As you can see from indicator matrix, the least overlapping label is #2.

After generating the indicator matrix, the user can simply apply seq_bootstrap function and generate sequentially bootstrapped samples! The whole process of Sequential Bootstrapping is described in Jupyter notebook in research repo: link.

If you apply seq_bootstrap function on an indicator matrix several times, you will see that label #2 is the most common in resulting subsamples.

In order to ensure that Sequential Bootstrapping really increases average label uniqueness, let’s perform 10000 iterations using standard random sampling and Sequential Bootstrapping, and plot the histogram of average uniqueness using both methods.

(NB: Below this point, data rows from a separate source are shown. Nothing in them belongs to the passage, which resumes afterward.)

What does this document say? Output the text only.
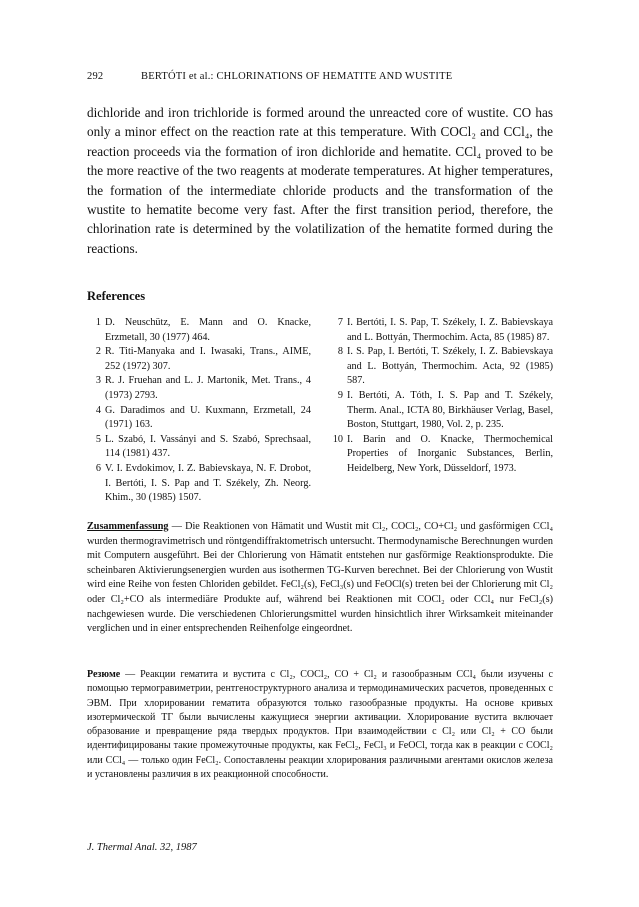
292	BERTÓTI et al.: CHLORINATIONS OF HEMATITE AND WUSTITE

dichloride and iron trichloride is formed around the unreacted core of wustite. CO has only a minor effect on the reaction rate at this temperature. With COCl₂ and CCl₄, the reaction proceeds via the formation of iron dichloride and hematite. CCl₄ proved to be the more reactive of the two reagents at moderate temperatures. At higher temperatures, the formation of the intermediate chloride products and the transformation of the wustite to hematite become very fast. After the first transition period, therefore, the chlorination rate is determined by the volatilization of the hematite formed during the reactions.

References
1 D. Neuschütz, E. Mann and O. Knacke, Erzmetall, 30 (1977) 464.
2 R. Titi-Manyaka and I. Iwasaki, Trans., AIME, 252 (1972) 307.
3 R. J. Fruehan and L. J. Martonik, Met. Trans., 4 (1973) 2793.
4 G. Daradimos and U. Kuxmann, Erzmetall, 24 (1971) 163.
5 L. Szabó, I. Vassányi and S. Szabó, Sprechsaal, 114 (1981) 437.
6 V. I. Evdokimov, I. Z. Babievskaya, N. F. Drobot, I. Bertóti, I. S. Pap and T. Székely, Zh. Neorg. Khim., 30 (1985) 1507.
7 I. Bertóti, I. S. Pap, T. Székely, I. Z. Babievskaya and L. Bottyán, Thermochim. Acta, 85 (1985) 87.
8 I. S. Pap, I. Bertóti, T. Székely, I. Z. Babievskaya and L. Bottyán, Thermochim. Acta, 92 (1985) 587.
9 I. Bertóti, A. Tóth, I. S. Pap and T. Székely, Therm. Anal., ICTA 80, Birkhäuser Verlag, Basel, Boston, Stuttgart, 1980, Vol. 2, p. 235.
10 I. Barin and O. Knacke, Thermochemical Properties of Inorganic Substances, Berlin, Heidelberg, New York, Düsseldorf, 1973.

Zusammenfassung — Die Reaktionen von Hämatit und Wustit mit Cl₂, COCl₂, CO+Cl₂ und gasförmigen CCl₄ wurden thermogravimetrisch und röntgendiffraktometrisch untersucht. Thermodynamische Berechnungen wurden mit Computern ausgeführt. Bei der Chlorierung von Hämatit entstehen nur gasförmige Reaktionsprodukte. Die scheinbaren Aktivierungsenergien wurden aus isothermen TG-Kurven berechnet. Bei der Chlorierung von Wustit wird eine Reihe von festen Chloriden gebildet. FeCl₂(s), FeCl₃(s) und FeOCl(s) treten bei der Chlorierung mit Cl₂ oder Cl₂+CO als intermediäre Produkte auf, während bei Reaktionen mit COCl₂ oder CCl₄ nur FeCl₂(s) nachgewiesen wurde. Die verschiedenen Chlorierungsmittel wurden hinsichtlich ihrer Wirksamkeit miteinander verglichen und in einer entsprechenden Reihenfolge eingeordnet.

Резюме — Реакции гематита и вустита с Cl₂, COCl₂, CO + Cl₂ и газообразным CCl₄ были изучены с помощью термогравиметрии, рентгеноструктурного анализа и термодинамических расчетов, проведенных с ЭВМ. При хлорировании гематита образуются только газообразные продукты. На основе кривых изотермической ТГ были вычислены кажущиеся энергии активации. Хлорирование вустита включает образование и превращение ряда твердых продуктов. При взаимодействии с Cl₂ или Cl₂ + CO были идентифицированы такие промежуточные продукты, как FeCl₂, FeCl₃ и FeOCl, тогда как в реакции с COCl₂ или CCl₄ — только один FeCl₂. Сопоставлены реакции хлорирования различными агентами окислов железа и установлены различия в их реакционной способности.

J. Thermal Anal. 32, 1987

Random sampling vs Sequential Bootstrapping

Researcher can use SequentiallyBootstrappedBaggingClassifier, SequentiallyBootstrappedBaggingRegressor which extend sklearn’s BaggingClassifier and BaggingRegressor in order to train the model using Sequential Bootstrapping sampling. The user simply needs to set samples_info_sets (which is the triple_barrier_events.t1 series), price bars as the algorithm input parameters and simply run the fit function!

Conclusion

SequentiallyBootstrappedBagging is a powerful technique which tackles the problem of label dependency by sampling the least concurrent labels. The sequential bootstrap scheme has the advantage that overlaps (even repetitions) are still possible, but decreasingly likely. In this case samples will be much closer to IID than samples drawn from the standard bootstrap method. (source: Advances in Financial Machine Learning, p.64)

Another advantage of Sequentially Bootstrapped Classifier is less inflated out-of-bag score which gives the better estimate of out-of-sample score.